Uganda’s Anthrax Outbreak: Climate and Health Intersect

By: Kelsey Toups

Image courtesy of neiljs; CC-BY 2.0 DEED.

As of December 5th, 17 people in the Kyotera district of Uganda have died of what has now been confirmed to be anthrax [1]. Tests initially ruled out anthrax, along with Marbug, Ebola, Crimean Congo Hemorrhagic Fever, and the Rift Valley Fever; however, according to the Uganda daily news, Monitor, the Kyotera District Health Officer confirmed that samples from the cases tested positive for anthrax on November 26th [1,2,3]. Animals in the area have also been dying, which led medics to initially believe the mysterious outbreak was caused by anthrax. Anthrax is not contagious, but someone can be infected if they come in contact with infected animals or animal products [4]. The WHO recommended that villagers refrain from consuming deceased animals to prevent anthrax infection. [1]. The media reports anywhere from 28-40 cases have been identified. Cases have presented with fever and rashes, and some have swollen limbs [5].

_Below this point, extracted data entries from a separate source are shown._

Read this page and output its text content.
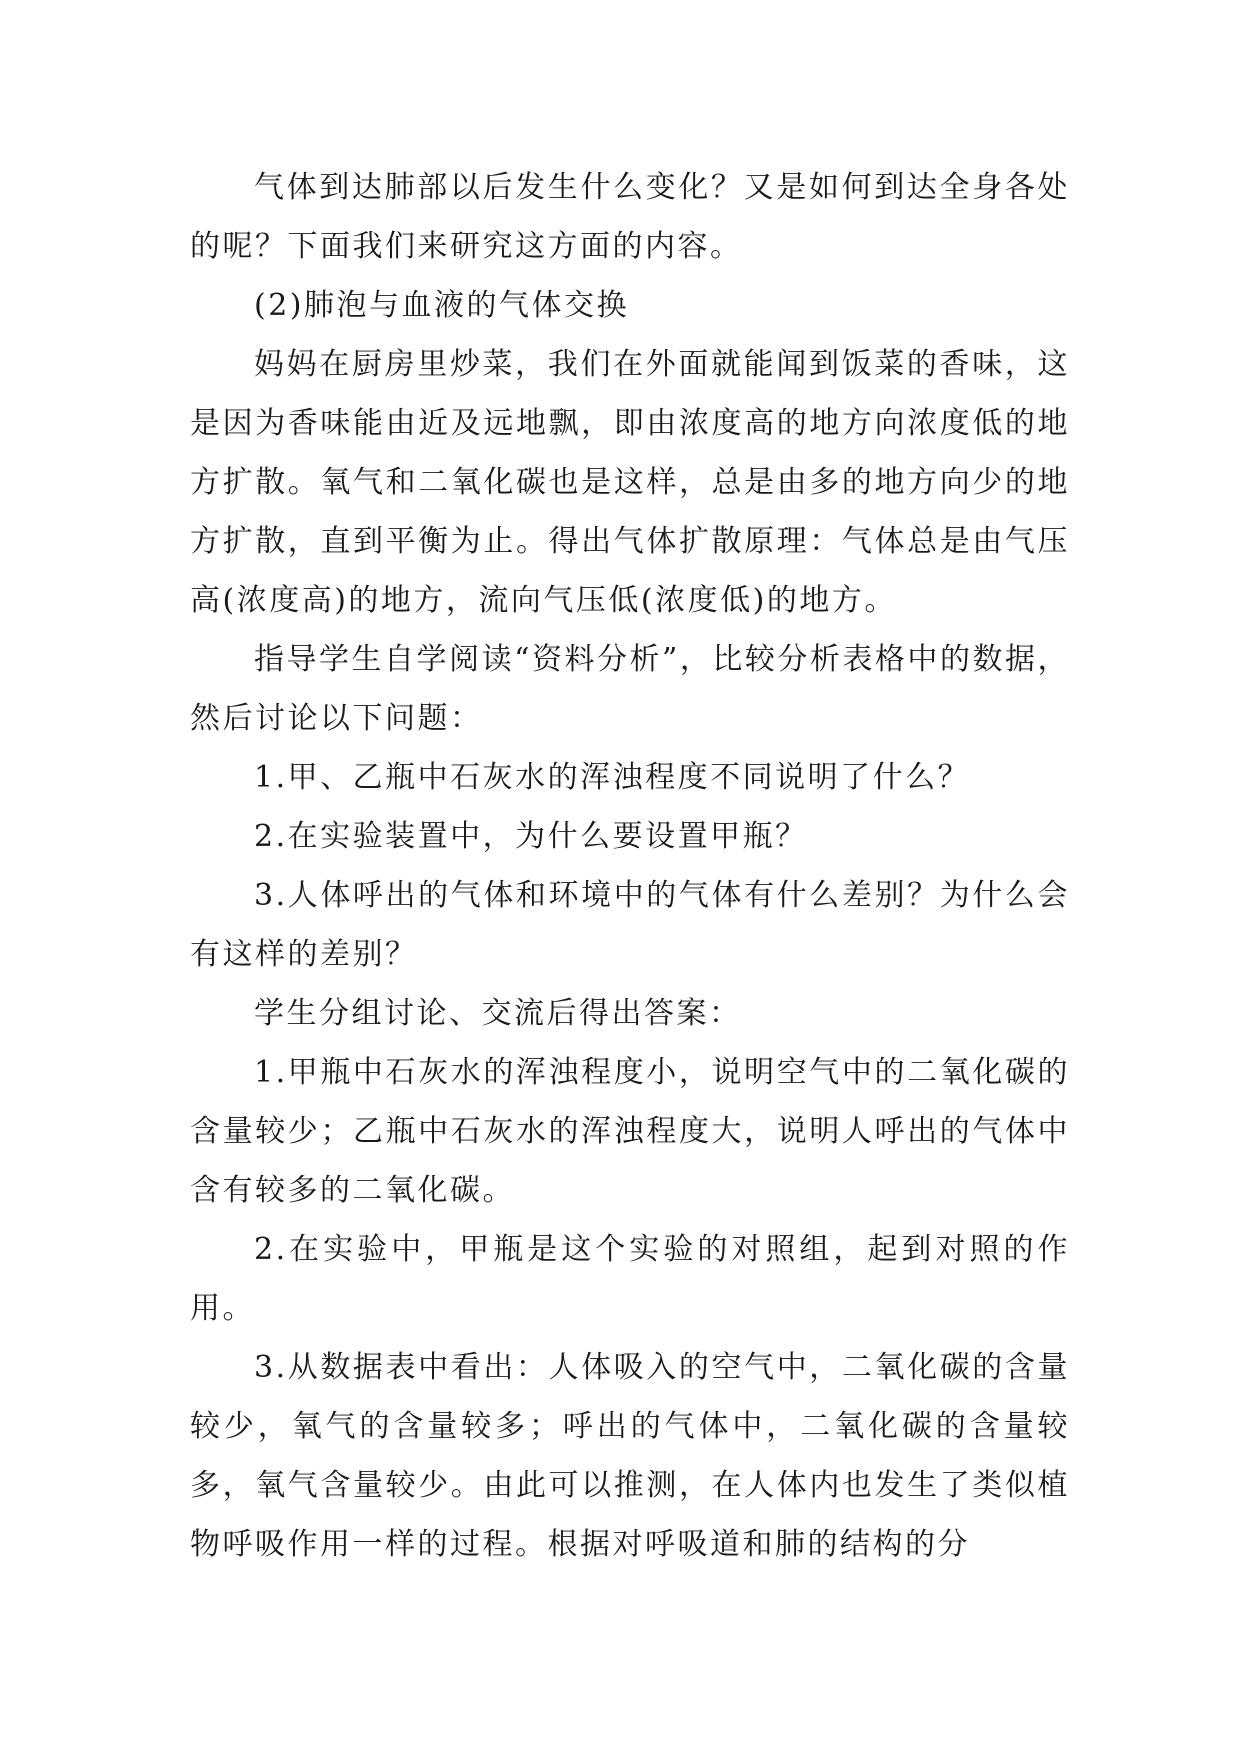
气体到达肺部以后发生什么变化？又是如何到达全身各处的呢？下面我们来研究这方面的内容。

(2)肺泡与血液的气体交换

妈妈在厨房里炒菜，我们在外面就能闻到饭菜的香味，这是因为香味能由近及远地飘，即由浓度高的地方向浓度低的地方扩散。氧气和二氧化碳也是这样，总是由多的地方向少的地方扩散，直到平衡为止。得出气体扩散原理：气体总是由气压高(浓度高)的地方，流向气压低(浓度低)的地方。

指导学生自学阅读“资料分析”，比较分析表格中的数据，然后讨论以下问题：

1.甲、乙瓶中石灰水的浑浊程度不同说明了什么？

2.在实验装置中，为什么要设置甲瓶？

3.人体呼出的气体和环境中的气体有什么差别？为什么会有这样的差别？

学生分组讨论、交流后得出答案：

1.甲瓶中石灰水的浑浊程度小，说明空气中的二氧化碳的含量较少；乙瓶中石灰水的浑浊程度大，说明人呼出的气体中含有较多的二氧化碳。

2.在实验中，甲瓶是这个实验的对照组，起到对照的作用。

3.从数据表中看出：人体吸入的空气中，二氧化碳的含量较少，氧气的含量较多；呼出的气体中，二氧化碳的含量较多，氧气含量较少。由此可以推测，在人体内也发生了类似植物呼吸作用一样的过程。根据对呼吸道和肺的结构的分
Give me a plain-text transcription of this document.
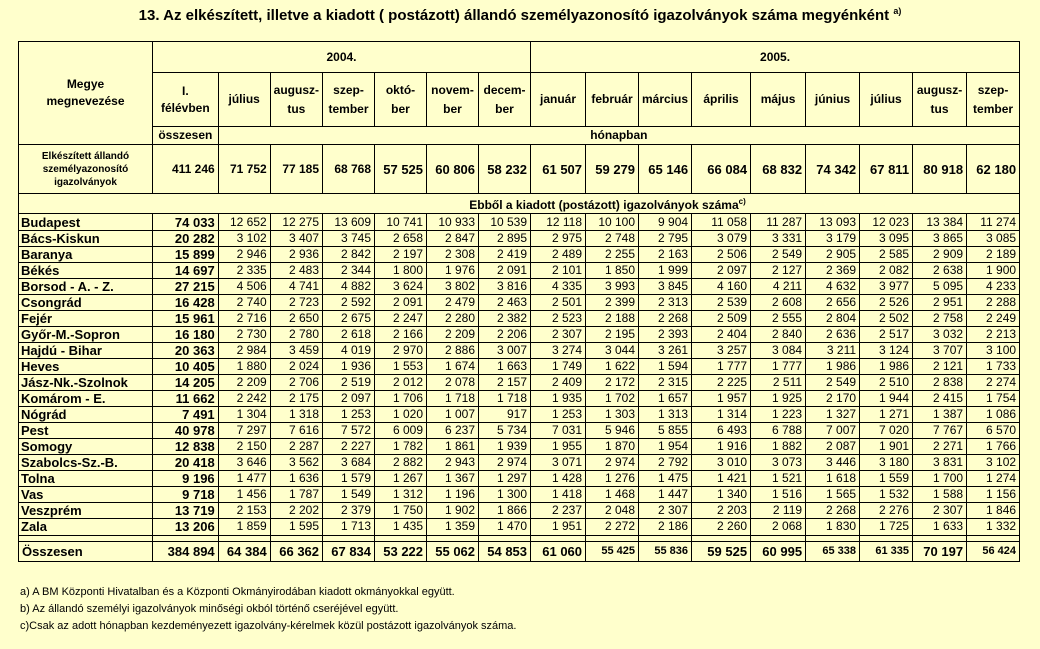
13. Az elkészített, illetve a kiadott ( postázott) állandó személyazonosító igazolványok száma megyénként $^{a)}$
Megye megnevezése	2004.							2005.								
	I. félévben	július	augusz-tus	szep-tember	októ-ber	novem-ber	decem-ber	január	február	március	április	május	június	július	augusz-tus	szep-tember
	összesen	hónapban														
Elkészített állandó személyazonosító igazolványok	411 246	71 752	77 185	68 768	57 525	60 806	58 232	61 507	59 279	65 146	66 084	68 832	74 342	67 811	80 918	62 180
Ebből a kiadott (postázott) igazolványok száma$^{c)}$
Budapest	74 033	12 652	12 275	13 609	10 741	10 933	10 539	12 118	10 100	9 904	11 058	11 287	13 093	12 023	13 384	11 274
Bács-Kiskun	20 282	3 102	3 407	3 745	2 658	2 847	2 895	2 975	2 748	2 795	3 079	3 331	3 179	3 095	3 865	3 085
Baranya	15 899	2 946	2 936	2 842	2 197	2 308	2 419	2 489	2 255	2 163	2 506	2 549	2 905	2 585	2 909	2 189
Békés	14 697	2 335	2 483	2 344	1 800	1 976	2 091	2 101	1 850	1 999	2 097	2 127	2 369	2 082	2 638	1 900
Borsod - A. - Z.	27 215	4 506	4 741	4 882	3 624	3 802	3 816	4 335	3 993	3 845	4 160	4 211	4 632	3 977	5 095	4 233
Csongrád	16 428	2 740	2 723	2 592	2 091	2 479	2 463	2 501	2 399	2 313	2 539	2 608	2 656	2 526	2 951	2 288
Fejér	15 961	2 716	2 650	2 675	2 247	2 280	2 382	2 523	2 188	2 268	2 509	2 555	2 804	2 502	2 758	2 249
Győr-M.-Sopron	16 180	2 730	2 780	2 618	2 166	2 209	2 206	2 307	2 195	2 393	2 404	2 840	2 636	2 517	3 032	2 213
Hajdú - Bihar	20 363	2 984	3 459	4 019	2 970	2 886	3 007	3 274	3 044	3 261	3 257	3 084	3 211	3 124	3 707	3 100
Heves	10 405	1 880	2 024	1 936	1 553	1 674	1 663	1 749	1 622	1 594	1 777	1 777	1 986	1 986	2 121	1 733
Jász-Nk.-Szolnok	14 205	2 209	2 706	2 519	2 012	2 078	2 157	2 409	2 172	2 315	2 225	2 511	2 549	2 510	2 838	2 274
Komárom - E.	11 662	2 242	2 175	2 097	1 706	1 718	1 718	1 935	1 702	1 657	1 957	1 925	2 170	1 944	2 415	1 754
Nógrád	7 491	1 304	1 318	1 253	1 020	1 007	917	1 253	1 303	1 313	1 314	1 223	1 327	1 271	1 387	1 086
Pest	40 978	7 297	7 616	7 572	6 009	6 237	5 734	7 031	5 946	5 855	6 493	6 788	7 007	7 020	7 767	6 570
Somogy	12 838	2 150	2 287	2 227	1 782	1 861	1 939	1 955	1 870	1 954	1 916	1 882	2 087	1 901	2 271	1 766
Szabolcs-Sz.-B.	20 418	3 646	3 562	3 684	2 882	2 943	2 974	3 071	2 974	2 792	3 010	3 073	3 446	3 180	3 831	3 102
Tolna	9 196	1 477	1 636	1 579	1 267	1 367	1 297	1 428	1 276	1 475	1 421	1 521	1 618	1 559	1 700	1 274
Vas	9 718	1 456	1 787	1 549	1 312	1 196	1 300	1 418	1 468	1 447	1 340	1 516	1 565	1 532	1 588	1 156
Veszprém	13 719	2 153	2 202	2 379	1 750	1 902	1 866	2 237	2 048	2 307	2 203	2 119	2 268	2 276	2 307	1 846
Zala	13 206	1 859	1 595	1 713	1 435	1 359	1 470	1 951	2 272	2 186	2 260	2 068	1 830	1 725	1 633	1 332

Összesen	384 894	64 384	66 362	67 834	53 222	55 062	54 853	61 060	55 425	55 836	59 525	60 995	65 338	61 335	70 197	56 424
a) A BM Központi Hivatalban és a Központi Okmányirodában kiadott okmányokkal együtt.
b) Az állandó személyi igazolványok minőségi okból történő cseréjével együtt.
c)Csak az adott hónapban kezdeményezett igazolvány-kérelmek közül postázott igazolványok száma.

Anthrax, caused by the bacterium Bacillus anthracis, is prevalent in regions such as Central and South America, sub-Saharan Africa, and central and southwestern Asia. The transmission of anthrax is commonly linked to domestic and wild animals, including livestock and deer, who become infected by ingesting or inhaling spores from contaminated soil, plants, or water. Human susceptibility to anthrax increases when handling the carcasses of infected animals [4]. Anthrax manifests in three primary forms with distinct routes of entry into the body. Cutaneous anthrax, the most frequent and least dangerous form, occurs when spores enter the body through the skin, often through cuts or wounds. While most patients recover with proper treatment, untreated cases have a 20% fatality rate. Inhalation anthrax, caused by breathing in spores, is the most lethal, with nearly all untreated cases leading to fatalities, but aggressive treatment increases survival to approximately 55%. Gastrointestinal anthrax arises from consuming raw or undercooked meat from an infected animal, and proper treatment yields a 60% survival rate, dropping to over 50% without treatment. Recently, a fourth type of anthrax, injection anthrax, has been discovered in heroin-injecting drug users in northern Europe. This type of anthrax is similar to cutaneous anthrax but can be harder to recognize and treat [4].

Anthrax spores live in soil underneath vegetation, where they are protected from sunlight. However, Uganda is vulnerable to heavy rain and flooding that erode the land and force livestock to graze closer to the soil, introducing them to anthrax spores [6,7]. Farmers, faced with economic constraints, may be reluctant to euthanize sick animals. Climate change, along with no incentives to report or cull ill animals, has increased Ugandans’ risk of anthrax [7]. 

The anthrax outbreak in Uganda underscores the critical intersection of environmental factors, climate change, and livestock management practices in amplifying the risk of anthrax transmission. The confirmed cases highlight the urgent need for comprehensive public health measures, emphasizing both accurate diagnostics and community cooperation in preventing the spread of the disease. Mitigating the impact of anthrax in Uganda requires a holistic approach, addressing not only immediate health concerns but also environmental sustainability and climate resilience. As the nation grapples with this outbreak, lessons learned can inform future strategies, emphasizing the imperative of proactive and collaborative efforts to safeguard public health in the face of emerging infectious threats.